Die Antwort unseres Experten

Der Arbeitgeber hat gemäß § 5 Arbeitsstättenverordnung die erforderlichen Maßnahmen zu treffen, damit die nicht rauchenden Beschäftigten in Arbeitsstätten – also in den Praxisräumen – wirksam vor den Gesundheitsgefahren durch Tabakrauch geschützt werden, bis hin zu einem Rauchverbot, das sich auf einzelne Bereiche der Praxis beschränken kann.
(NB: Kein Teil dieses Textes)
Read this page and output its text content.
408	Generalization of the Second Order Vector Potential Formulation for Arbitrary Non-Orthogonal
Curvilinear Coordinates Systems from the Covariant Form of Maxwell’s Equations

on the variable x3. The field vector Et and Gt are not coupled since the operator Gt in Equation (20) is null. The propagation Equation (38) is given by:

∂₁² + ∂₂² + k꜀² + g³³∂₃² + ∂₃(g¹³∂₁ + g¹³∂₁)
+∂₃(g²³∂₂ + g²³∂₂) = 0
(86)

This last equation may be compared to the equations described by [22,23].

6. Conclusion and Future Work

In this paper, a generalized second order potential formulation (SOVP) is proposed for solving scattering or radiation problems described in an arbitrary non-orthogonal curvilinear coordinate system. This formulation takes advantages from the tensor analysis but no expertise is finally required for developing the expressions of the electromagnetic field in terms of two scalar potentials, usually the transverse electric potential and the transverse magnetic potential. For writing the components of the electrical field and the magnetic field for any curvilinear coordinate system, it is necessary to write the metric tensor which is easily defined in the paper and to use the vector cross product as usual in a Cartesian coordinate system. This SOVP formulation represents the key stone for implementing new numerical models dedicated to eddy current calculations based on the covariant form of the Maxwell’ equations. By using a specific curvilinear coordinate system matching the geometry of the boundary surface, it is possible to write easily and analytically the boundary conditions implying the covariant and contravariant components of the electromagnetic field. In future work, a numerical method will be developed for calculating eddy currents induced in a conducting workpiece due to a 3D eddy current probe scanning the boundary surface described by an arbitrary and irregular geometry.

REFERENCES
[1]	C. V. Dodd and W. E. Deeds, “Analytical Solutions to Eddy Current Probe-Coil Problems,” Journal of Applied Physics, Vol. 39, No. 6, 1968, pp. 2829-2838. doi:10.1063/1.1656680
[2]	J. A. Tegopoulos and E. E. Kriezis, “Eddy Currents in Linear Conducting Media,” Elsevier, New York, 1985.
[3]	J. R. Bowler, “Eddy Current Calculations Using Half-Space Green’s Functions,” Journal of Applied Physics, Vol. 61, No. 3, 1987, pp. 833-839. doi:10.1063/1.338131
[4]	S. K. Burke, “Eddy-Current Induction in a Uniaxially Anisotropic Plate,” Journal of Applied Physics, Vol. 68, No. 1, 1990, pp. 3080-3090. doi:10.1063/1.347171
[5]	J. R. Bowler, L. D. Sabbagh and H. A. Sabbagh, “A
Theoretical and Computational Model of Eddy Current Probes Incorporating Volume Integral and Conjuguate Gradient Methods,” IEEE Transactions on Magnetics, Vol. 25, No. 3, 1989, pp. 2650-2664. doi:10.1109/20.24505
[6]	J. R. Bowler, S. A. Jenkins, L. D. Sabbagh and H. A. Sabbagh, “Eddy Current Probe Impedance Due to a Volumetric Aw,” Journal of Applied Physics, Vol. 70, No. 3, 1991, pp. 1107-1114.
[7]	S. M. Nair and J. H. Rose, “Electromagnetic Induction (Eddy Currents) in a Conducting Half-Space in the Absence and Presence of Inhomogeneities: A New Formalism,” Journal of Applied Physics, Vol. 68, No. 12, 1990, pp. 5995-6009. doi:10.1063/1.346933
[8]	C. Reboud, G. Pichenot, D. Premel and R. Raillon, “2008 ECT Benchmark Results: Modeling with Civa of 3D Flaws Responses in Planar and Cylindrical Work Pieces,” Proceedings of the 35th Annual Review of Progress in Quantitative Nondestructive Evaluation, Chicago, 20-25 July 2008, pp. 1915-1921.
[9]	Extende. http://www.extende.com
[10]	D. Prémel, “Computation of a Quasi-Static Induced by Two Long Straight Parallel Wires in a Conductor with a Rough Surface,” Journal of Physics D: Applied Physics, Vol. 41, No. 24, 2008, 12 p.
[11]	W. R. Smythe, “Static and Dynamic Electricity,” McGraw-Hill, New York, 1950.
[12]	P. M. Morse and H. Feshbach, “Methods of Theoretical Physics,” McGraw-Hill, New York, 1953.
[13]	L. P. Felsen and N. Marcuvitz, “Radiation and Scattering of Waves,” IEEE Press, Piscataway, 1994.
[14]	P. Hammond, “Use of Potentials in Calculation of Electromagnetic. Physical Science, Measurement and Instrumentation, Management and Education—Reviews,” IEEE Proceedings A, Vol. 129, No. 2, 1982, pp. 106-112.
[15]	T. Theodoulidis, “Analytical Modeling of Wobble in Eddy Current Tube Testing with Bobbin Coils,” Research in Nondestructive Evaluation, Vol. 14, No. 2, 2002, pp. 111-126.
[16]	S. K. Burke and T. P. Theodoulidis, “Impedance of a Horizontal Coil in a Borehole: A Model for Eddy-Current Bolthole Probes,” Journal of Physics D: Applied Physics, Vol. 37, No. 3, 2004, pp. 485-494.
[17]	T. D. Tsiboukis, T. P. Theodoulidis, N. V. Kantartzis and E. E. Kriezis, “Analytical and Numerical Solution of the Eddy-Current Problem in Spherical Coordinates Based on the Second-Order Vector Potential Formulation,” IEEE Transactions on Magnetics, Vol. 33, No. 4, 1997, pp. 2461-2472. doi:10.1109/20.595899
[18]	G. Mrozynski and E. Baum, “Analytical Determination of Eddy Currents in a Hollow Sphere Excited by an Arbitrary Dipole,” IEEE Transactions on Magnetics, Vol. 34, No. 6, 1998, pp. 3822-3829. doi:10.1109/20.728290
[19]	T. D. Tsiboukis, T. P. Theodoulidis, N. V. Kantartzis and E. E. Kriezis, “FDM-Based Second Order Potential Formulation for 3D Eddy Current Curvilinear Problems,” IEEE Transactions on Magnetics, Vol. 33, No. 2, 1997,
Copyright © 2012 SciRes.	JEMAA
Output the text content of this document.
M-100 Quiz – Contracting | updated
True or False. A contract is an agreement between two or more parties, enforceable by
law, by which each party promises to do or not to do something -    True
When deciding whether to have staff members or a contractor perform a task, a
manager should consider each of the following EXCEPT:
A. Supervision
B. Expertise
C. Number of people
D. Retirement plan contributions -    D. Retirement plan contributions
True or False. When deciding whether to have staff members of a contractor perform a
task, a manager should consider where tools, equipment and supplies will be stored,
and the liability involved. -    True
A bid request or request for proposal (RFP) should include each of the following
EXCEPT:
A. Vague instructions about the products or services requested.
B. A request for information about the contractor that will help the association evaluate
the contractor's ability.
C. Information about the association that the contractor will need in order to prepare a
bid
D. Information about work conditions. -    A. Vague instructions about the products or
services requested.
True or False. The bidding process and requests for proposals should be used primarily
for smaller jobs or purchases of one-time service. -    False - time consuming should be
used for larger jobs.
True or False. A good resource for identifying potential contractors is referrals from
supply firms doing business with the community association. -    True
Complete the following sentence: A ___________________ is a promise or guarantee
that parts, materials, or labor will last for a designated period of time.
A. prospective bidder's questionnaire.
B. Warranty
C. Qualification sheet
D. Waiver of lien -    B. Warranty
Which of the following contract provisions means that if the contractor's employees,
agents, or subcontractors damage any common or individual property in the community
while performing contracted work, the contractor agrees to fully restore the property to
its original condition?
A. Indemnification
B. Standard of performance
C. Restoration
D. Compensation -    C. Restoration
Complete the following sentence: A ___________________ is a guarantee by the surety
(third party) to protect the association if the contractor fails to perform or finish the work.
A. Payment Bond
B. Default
Die Arbeitsstättenverordnung greift nach meiner Einschätzung aber nicht, wenn die Tätigkeit in den Räumlichkeiten des Patienten ausgeübt wird. Gerichtliche Auseinandersetzungen zu dieser Frage oder Urteile darüber sind mir bisher nicht bekannt.

Allerdings ist der Arbeitgeber gemäß Unfallverhütungsvorschriften und Arbeitsschutzgesetz auch bei der Arbeit seiner Mitarbeiter außerhalb der Praxisräume verpflichtet, die „erforderlichen Maßnahmen des Arbeitsschutzes“ zu treffen. Die Arbeit ist dabei so zu gestalten, dass eine Gefährdung für das Leben sowie die Gesundheit möglichst vermieden und die verbleibende Gefährdung möglichst gering gehalten wird. Um das sicherzustellen, ist der Arbeitgeber verpflichtet, den Arbeitsplatz des Mitarbeiters auf Gefährdungen zu untersuchen und zu ermitteln, welche Maßnahmen des Arbeitsschutzes erforderlich sind. Im Gesetz sind ausdrücklich chemische und biologische Einwirkungen am Arbeitsplatz als mögliche Gefährdungen benannt – das würde also auch die Gesundheitsgefahr durch Tabakrauch einschließen.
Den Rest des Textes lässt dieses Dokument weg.